The danger of making it public is that it makes the system much easier to game.

The upside is that it is easier to see who is gaming the system. Or that could be another downside if the answer is "the moderators".


How does it make the system easier to game?

> Or that could be another downside if the answer is "the moderators".

To me it seems like an upside if we know when moderators are gaming the system.


I was being a little cheeky there implying that the moderators don't want the users to know if they're manipulating the votes.


Security through obscurity is rarely a winning tactic.


This may be true for locks and cryptography but a message board is not really a 'security system' nor does it fail completely and catastrophically if someone manages to figure out the details of the ranking algorithm or spam countermeasures.

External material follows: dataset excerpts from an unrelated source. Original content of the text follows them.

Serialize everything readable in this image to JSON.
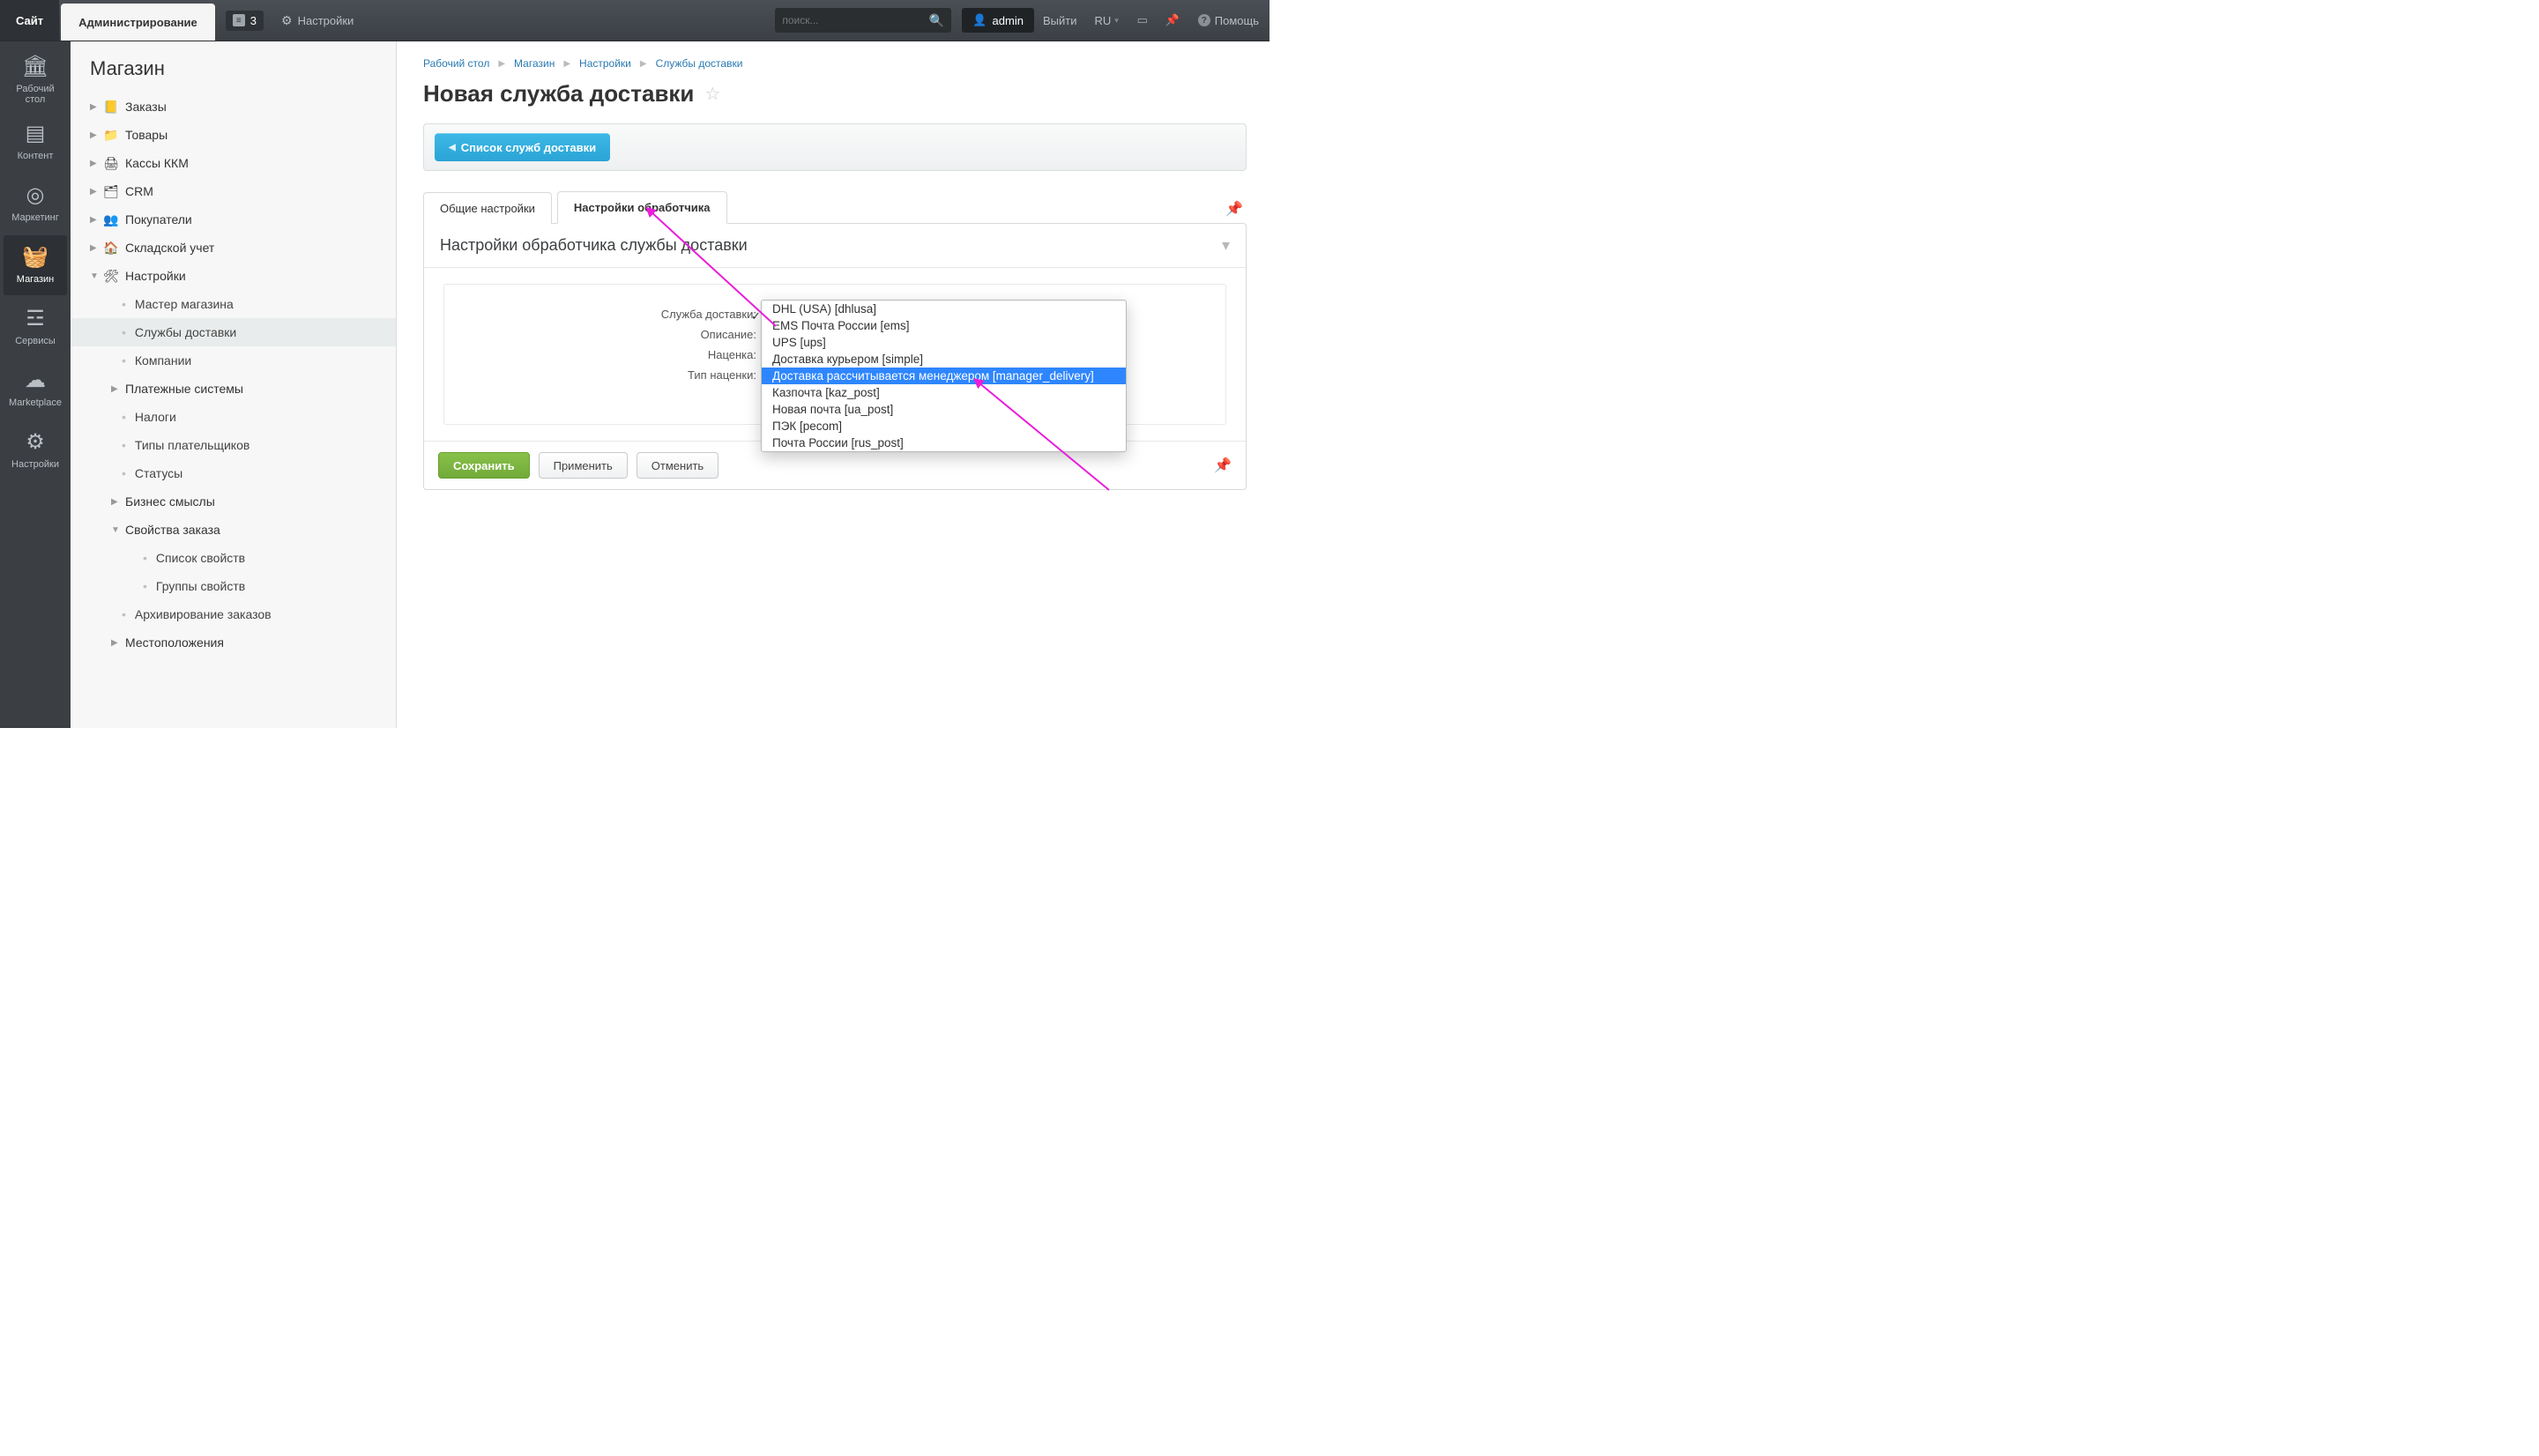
{
  "topbar": {
    "site_tab": "Сайт",
    "admin_tab": "Администрирование",
    "notif_count": "3",
    "settings_label": "Настройки",
    "search_placeholder": "поиск...",
    "user_label": "admin",
    "logout_label": "Выйти",
    "lang_label": "RU",
    "help_label": "Помощь"
  },
  "rail": [
    {
      "id": "desktop",
      "label": "Рабочий\nстол"
    },
    {
      "id": "content",
      "label": "Контент"
    },
    {
      "id": "marketing",
      "label": "Маркетинг"
    },
    {
      "id": "store",
      "label": "Магазин"
    },
    {
      "id": "services",
      "label": "Сервисы"
    },
    {
      "id": "marketplace",
      "label": "Marketplace"
    },
    {
      "id": "settings",
      "label": "Настройки"
    }
  ],
  "sidebar": {
    "title": "Магазин",
    "items": {
      "orders": "Заказы",
      "goods": "Товары",
      "kkm": "Кассы ККМ",
      "crm": "CRM",
      "buyers": "Покупатели",
      "warehouse": "Складской учет",
      "settings": "Настройки",
      "wizard": "Мастер магазина",
      "delivery": "Службы доставки",
      "companies": "Компании",
      "paysys": "Платежные системы",
      "taxes": "Налоги",
      "payertypes": "Типы плательщиков",
      "statuses": "Статусы",
      "bizsense": "Бизнес смыслы",
      "orderprops": "Свойства заказа",
      "proplist": "Список свойств",
      "propgroups": "Группы свойств",
      "archiving": "Архивирование заказов",
      "locations": "Местоположения"
    }
  },
  "breadcrumbs": [
    "Рабочий стол",
    "Магазин",
    "Настройки",
    "Службы доставки"
  ],
  "page": {
    "title": "Новая служба доставки",
    "list_button": "Список служб доставки"
  },
  "tabs": {
    "general": "Общие настройки",
    "handler": "Настройки обработчика"
  },
  "panel": {
    "heading": "Настройки обработчика службы доставки",
    "labels": {
      "service": "Служба доставки:",
      "description": "Описание:",
      "markup": "Наценка:",
      "markup_type": "Тип наценки:"
    }
  },
  "buttons": {
    "save": "Сохранить",
    "apply": "Применить",
    "cancel": "Отменить"
  },
  "dropdown": {
    "options": [
      "DHL (USA) [dhlusa]",
      "EMS Почта России [ems]",
      "UPS [ups]",
      "Доставка курьером [simple]",
      "Доставка рассчитывается менеджером [manager_delivery]",
      "Казпочта [kaz_post]",
      "Новая почта [ua_post]",
      "ПЭК [pecom]",
      "Почта России [rus_post]"
    ],
    "selected_index": 4
  },
  "colors": {
    "accent_blue": "#2aa4d5",
    "selection_blue": "#2e86ff",
    "save_green": "#72aa3a",
    "annotation_pink": "#e81fd9"
  }
}
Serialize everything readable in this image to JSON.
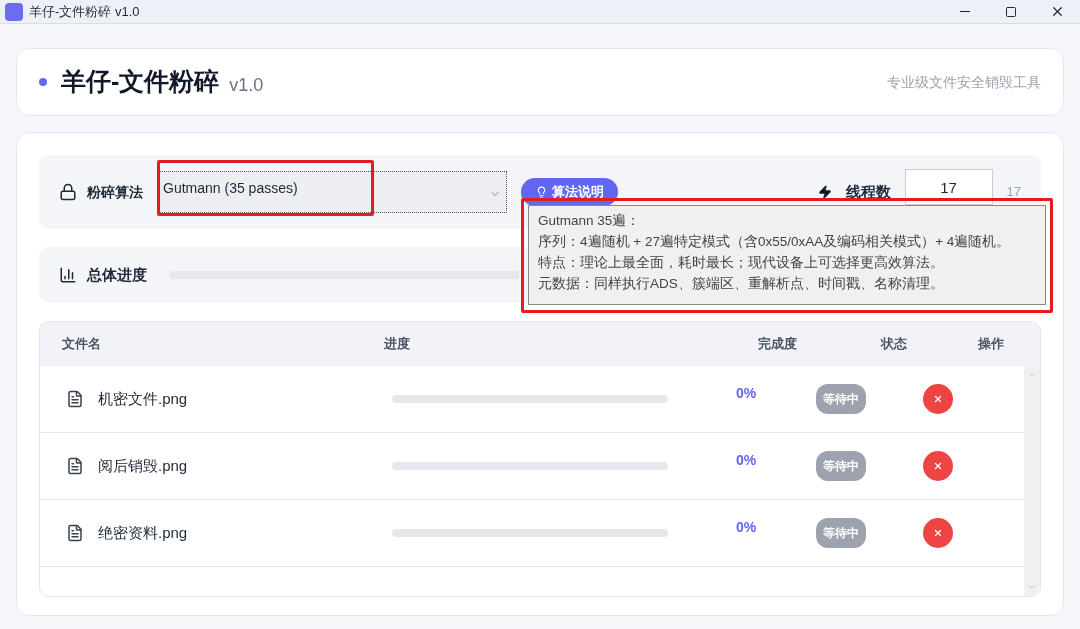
{
  "window": {
    "title": "羊仔-文件粉碎 v1.0"
  },
  "header": {
    "title": "羊仔-文件粉碎",
    "version": "v1.0",
    "subtitle": "专业级文件安全销毁工具"
  },
  "settings": {
    "algorithm_label": "粉碎算法",
    "algorithm_value": "Gutmann (35 passes)",
    "info_button": "算法说明",
    "threads_label": "线程数",
    "threads_value": "17",
    "threads_reading": "17"
  },
  "progress": {
    "label": "总体进度",
    "level": 0
  },
  "tooltip": {
    "lines": [
      "Gutmann 35遍：",
      "序列：4遍随机 + 27遍特定模式（含0x55/0xAA及编码相关模式）+ 4遍随机。",
      "特点：理论上最全面，耗时最长；现代设备上可选择更高效算法。",
      "元数据：同样执行ADS、簇端区、重解析点、时间戳、名称清理。"
    ]
  },
  "table": {
    "columns": [
      "文件名",
      "进度",
      "完成度",
      "状态",
      "操作"
    ],
    "rows": [
      {
        "name": "机密文件.png",
        "level": 0,
        "percent": "0%",
        "status": "等待中"
      },
      {
        "name": "阅后销毁.png",
        "level": 0,
        "percent": "0%",
        "status": "等待中"
      },
      {
        "name": "绝密资料.png",
        "level": 0,
        "percent": "0%",
        "status": "等待中"
      }
    ]
  }
}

That's only true when it's known how to publicly secure something.


All security is some form of obscurity, is it not?


No. That's not what the phrase means.


I can't really think of any good forms of 'security through obscurity'. Is the elimination of buffer overflow vulns and sql injections a form of obscurity? Is SSL a form of obscurity?


SSL is based on obscure prime numbers. Another example is user passwords (obscure text). Sessions and API tokens, too. Credit card numbers, garage door openers, and SIM cards all rely on hidden information. Even door locks are a physical form of hidden keys.

But you're right, there are some forms of security that don't require obscurity. For voting systems though, I would categorize them as "cat and mouse" systems, which unfortunately fall into the obscurity category.


That makes gaming the system too easy.